2006-11-06 20:20:07,858  INFO [XmlBlaster.PingTimer] (SocketConnection.java :180) - SSL client socket enabled for socket://******:7608, keyStore=/home/disp/disp/conf/nova_disp/truststore
2006-11-06 20:20:08,042  INFO [XmlBlaster.PingTimer] (SocketConnection.java:180) - SSL client socket enabled for socket://******:7608, keyStore=/home/disp/disp/conf/nova_disp/truststore
2006-11-06 20:20:08,043  WARN [XmlBlaster.PingTimer] (Timeout.java:189) - No connection established, socket://******:7608 still seems to be down after 2965 connection retries.

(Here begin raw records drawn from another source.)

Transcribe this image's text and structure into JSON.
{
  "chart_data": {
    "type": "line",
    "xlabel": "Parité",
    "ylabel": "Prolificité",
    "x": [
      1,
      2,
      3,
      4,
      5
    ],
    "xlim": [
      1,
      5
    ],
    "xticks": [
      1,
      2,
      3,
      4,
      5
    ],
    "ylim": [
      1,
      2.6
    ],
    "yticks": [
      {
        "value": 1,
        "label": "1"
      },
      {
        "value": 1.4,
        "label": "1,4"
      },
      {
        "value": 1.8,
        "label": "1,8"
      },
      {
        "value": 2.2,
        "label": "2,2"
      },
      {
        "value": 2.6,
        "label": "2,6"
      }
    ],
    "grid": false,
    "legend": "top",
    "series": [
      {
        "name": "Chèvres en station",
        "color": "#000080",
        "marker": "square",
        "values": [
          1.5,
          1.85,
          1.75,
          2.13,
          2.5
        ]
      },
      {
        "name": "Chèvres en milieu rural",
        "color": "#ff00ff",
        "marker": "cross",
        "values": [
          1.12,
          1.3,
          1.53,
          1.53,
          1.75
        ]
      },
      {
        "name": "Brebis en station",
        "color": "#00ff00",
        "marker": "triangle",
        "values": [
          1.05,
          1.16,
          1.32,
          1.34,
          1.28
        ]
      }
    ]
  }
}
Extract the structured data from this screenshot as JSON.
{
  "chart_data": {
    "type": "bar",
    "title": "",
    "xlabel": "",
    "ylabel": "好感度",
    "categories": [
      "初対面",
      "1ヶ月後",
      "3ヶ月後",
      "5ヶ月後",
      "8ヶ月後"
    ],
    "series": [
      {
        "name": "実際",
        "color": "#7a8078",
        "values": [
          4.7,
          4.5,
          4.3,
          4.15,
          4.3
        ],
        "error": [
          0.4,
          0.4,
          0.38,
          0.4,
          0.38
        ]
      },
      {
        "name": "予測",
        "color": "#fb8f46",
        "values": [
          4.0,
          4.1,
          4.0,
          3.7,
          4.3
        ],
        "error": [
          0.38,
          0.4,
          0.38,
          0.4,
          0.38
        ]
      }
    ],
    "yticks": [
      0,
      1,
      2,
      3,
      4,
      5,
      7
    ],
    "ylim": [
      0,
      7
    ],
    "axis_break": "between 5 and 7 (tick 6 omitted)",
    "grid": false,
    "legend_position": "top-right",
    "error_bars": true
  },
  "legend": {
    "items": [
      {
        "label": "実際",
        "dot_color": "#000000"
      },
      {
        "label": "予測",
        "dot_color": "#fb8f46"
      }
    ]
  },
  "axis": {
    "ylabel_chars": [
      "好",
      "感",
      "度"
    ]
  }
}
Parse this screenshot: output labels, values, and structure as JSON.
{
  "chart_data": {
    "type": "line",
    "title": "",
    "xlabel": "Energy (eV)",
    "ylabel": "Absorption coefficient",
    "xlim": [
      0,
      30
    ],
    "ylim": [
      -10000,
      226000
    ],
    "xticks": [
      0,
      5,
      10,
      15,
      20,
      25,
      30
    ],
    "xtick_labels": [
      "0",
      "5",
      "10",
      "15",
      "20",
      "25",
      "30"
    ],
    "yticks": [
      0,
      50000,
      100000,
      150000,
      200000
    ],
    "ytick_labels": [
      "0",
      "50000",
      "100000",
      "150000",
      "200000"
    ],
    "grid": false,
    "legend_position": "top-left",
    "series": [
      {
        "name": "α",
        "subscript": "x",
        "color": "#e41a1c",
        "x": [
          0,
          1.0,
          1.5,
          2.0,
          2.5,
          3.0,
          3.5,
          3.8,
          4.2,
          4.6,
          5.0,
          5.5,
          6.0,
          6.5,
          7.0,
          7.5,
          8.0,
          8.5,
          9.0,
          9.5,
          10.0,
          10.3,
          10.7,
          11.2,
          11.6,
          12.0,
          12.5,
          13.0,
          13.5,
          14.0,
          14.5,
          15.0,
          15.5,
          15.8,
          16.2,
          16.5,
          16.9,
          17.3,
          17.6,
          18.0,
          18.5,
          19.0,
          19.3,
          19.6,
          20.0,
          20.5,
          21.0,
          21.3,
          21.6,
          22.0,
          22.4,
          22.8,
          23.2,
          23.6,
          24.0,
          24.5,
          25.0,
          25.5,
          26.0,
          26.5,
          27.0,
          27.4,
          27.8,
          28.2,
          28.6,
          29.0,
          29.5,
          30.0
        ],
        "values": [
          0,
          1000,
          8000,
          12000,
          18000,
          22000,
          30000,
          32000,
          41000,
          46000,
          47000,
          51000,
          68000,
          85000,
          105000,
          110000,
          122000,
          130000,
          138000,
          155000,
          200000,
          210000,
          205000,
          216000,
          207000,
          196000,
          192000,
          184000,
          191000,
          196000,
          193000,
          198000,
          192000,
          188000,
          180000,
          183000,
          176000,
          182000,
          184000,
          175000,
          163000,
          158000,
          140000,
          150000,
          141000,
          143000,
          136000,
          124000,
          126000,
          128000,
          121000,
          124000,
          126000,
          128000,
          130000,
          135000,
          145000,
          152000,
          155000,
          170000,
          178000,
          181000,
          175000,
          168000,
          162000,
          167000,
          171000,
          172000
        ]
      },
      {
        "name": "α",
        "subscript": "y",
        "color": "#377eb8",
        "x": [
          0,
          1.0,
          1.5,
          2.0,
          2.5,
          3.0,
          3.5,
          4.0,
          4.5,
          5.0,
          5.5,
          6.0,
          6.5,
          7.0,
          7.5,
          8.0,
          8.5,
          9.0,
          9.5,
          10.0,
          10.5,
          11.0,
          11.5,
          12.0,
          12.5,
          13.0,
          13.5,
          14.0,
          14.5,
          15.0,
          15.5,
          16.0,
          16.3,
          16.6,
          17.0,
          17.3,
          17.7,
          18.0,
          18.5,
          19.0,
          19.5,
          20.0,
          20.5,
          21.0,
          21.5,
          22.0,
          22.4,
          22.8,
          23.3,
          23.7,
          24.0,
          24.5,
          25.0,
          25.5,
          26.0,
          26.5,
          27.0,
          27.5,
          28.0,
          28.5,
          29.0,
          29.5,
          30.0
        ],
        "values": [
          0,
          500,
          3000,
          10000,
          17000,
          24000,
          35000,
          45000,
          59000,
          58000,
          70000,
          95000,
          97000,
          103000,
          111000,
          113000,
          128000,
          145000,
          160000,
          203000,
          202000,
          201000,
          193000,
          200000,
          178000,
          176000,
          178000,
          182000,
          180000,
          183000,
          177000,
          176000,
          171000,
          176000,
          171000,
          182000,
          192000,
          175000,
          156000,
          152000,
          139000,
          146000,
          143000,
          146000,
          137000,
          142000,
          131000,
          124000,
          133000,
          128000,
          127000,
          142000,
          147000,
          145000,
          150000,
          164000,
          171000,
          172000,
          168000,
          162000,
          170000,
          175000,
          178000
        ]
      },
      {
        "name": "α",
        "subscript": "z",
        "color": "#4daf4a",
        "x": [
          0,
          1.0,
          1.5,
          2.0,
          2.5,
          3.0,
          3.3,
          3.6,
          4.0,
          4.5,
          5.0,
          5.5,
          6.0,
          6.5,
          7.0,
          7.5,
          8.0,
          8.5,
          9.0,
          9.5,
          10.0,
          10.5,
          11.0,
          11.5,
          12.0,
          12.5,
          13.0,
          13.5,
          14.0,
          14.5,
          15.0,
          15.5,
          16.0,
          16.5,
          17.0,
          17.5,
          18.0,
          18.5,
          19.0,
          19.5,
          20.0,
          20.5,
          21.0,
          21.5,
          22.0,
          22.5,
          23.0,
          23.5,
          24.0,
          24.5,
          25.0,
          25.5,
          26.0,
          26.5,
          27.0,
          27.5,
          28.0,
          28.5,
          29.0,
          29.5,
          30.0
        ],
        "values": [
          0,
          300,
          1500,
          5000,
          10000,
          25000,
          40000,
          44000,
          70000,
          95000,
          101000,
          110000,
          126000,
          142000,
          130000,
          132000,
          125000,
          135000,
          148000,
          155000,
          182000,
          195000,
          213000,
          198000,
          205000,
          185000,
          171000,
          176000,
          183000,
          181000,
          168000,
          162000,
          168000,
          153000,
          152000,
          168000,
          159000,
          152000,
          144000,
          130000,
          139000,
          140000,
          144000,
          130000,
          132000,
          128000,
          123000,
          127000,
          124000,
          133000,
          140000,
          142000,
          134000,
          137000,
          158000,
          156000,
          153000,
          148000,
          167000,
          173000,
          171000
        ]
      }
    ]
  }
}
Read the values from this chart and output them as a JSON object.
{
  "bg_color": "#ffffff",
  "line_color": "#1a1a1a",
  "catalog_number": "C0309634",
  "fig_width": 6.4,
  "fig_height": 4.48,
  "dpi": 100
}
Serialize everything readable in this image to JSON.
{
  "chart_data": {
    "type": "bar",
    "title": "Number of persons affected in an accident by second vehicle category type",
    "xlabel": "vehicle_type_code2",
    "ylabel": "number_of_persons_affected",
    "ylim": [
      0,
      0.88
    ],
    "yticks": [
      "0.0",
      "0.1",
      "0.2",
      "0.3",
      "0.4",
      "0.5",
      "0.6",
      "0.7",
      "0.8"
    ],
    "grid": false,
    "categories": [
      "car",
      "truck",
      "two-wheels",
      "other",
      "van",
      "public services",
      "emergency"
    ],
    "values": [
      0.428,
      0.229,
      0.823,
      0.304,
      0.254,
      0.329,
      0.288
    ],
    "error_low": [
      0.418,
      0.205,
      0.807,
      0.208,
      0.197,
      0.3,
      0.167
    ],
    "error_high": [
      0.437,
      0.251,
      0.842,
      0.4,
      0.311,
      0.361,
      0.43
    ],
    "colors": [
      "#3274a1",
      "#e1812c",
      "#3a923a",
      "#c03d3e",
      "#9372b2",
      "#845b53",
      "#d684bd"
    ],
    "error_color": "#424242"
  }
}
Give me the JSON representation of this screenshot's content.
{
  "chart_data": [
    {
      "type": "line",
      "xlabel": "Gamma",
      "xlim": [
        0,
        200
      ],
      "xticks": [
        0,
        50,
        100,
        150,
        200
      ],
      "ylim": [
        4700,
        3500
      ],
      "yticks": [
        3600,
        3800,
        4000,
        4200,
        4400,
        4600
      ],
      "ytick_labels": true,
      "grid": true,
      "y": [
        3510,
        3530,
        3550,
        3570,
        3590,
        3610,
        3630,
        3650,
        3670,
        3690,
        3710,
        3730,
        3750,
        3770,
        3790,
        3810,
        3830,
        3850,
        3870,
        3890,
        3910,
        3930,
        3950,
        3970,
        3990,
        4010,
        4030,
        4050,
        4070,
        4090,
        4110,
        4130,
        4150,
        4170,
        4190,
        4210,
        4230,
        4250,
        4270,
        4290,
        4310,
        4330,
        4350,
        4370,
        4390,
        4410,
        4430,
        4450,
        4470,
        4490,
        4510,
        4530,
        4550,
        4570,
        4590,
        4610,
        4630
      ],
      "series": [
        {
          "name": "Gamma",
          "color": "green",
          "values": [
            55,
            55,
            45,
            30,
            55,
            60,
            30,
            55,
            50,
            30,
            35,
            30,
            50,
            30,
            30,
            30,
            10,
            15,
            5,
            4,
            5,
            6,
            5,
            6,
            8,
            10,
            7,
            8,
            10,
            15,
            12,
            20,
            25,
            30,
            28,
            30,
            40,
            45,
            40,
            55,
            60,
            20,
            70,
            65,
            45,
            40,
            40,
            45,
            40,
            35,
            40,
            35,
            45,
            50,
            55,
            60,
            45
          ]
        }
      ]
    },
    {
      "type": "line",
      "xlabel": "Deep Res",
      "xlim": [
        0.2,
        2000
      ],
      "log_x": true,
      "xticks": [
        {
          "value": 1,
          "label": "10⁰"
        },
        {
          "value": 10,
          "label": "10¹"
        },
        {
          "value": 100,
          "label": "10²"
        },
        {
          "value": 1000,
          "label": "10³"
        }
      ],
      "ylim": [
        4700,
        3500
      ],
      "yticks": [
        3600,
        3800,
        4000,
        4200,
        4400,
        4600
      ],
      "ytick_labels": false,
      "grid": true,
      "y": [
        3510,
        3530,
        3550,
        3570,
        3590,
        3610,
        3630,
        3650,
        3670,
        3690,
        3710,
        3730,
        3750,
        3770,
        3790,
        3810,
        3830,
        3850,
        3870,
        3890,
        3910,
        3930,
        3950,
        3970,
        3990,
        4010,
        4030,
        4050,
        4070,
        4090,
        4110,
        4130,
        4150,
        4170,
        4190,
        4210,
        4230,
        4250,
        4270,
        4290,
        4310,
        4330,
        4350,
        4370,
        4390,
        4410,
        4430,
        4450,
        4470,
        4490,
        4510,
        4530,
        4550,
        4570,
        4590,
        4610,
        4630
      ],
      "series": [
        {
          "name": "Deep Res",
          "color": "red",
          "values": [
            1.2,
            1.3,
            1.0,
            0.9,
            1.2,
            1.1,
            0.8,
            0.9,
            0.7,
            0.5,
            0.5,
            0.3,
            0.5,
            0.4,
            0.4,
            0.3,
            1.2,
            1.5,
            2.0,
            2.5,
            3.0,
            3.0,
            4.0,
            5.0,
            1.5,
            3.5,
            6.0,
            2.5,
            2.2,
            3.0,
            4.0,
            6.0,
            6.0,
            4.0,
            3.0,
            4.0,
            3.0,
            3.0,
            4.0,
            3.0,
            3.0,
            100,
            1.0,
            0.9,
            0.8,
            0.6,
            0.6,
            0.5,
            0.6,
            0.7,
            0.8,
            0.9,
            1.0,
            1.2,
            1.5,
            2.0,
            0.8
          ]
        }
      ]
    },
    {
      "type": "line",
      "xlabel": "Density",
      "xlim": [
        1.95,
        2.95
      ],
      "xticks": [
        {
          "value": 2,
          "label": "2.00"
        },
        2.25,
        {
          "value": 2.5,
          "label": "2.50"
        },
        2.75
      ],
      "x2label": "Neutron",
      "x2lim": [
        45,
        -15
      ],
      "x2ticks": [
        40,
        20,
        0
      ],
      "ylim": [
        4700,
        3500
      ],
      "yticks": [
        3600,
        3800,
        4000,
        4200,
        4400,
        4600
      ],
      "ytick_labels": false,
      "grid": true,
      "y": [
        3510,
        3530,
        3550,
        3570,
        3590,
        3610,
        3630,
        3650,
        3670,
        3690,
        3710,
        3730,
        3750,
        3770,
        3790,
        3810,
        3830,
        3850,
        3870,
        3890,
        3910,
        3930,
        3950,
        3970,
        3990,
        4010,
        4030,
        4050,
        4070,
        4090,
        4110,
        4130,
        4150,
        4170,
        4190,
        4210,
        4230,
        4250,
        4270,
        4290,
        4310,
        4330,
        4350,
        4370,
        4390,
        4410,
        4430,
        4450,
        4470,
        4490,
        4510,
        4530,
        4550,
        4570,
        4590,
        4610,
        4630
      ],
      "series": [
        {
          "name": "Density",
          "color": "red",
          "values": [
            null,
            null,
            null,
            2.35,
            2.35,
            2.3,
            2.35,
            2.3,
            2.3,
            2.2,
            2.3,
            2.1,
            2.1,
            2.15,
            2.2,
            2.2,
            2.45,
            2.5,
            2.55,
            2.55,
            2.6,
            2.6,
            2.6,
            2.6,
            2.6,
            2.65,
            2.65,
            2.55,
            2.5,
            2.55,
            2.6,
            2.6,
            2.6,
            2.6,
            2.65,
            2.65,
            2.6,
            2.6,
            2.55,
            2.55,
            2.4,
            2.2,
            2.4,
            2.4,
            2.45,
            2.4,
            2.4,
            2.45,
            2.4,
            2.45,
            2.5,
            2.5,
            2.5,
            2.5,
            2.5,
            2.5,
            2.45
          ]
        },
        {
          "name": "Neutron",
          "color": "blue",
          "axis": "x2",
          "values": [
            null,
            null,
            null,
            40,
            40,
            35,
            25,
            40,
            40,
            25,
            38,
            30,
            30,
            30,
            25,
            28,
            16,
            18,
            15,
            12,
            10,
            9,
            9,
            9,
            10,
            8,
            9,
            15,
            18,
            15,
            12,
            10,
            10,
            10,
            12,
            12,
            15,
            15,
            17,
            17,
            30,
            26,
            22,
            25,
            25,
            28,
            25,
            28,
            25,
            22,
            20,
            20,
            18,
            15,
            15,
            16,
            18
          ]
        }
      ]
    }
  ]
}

The really interesting things to note are:
- The first two messages are in reverse time order. This can only happen if the thread "XmlBlaster.PingTimer" is in fact not ONE thread, but there are more than one threads with the same name, all trying to connect at once!
- No mentioning of truststore not found. This is still the original, unpatched code running.
- Watch the messages by Timeout.java:189. First there were 5239 connection retries, then 2965 connection retries. This is consistent in all 200 megs of logs. Either someone's randomizing numbers :), or there really are separate objects (and threads) trying to connect, each counting on its own.

It seems that somewhere in the code there may be a race condition or similar which, once triggered by something, allows a ravaging horde of connect threads to spawn and kill everything in their way. :)

thanks for help,
Balázs Póka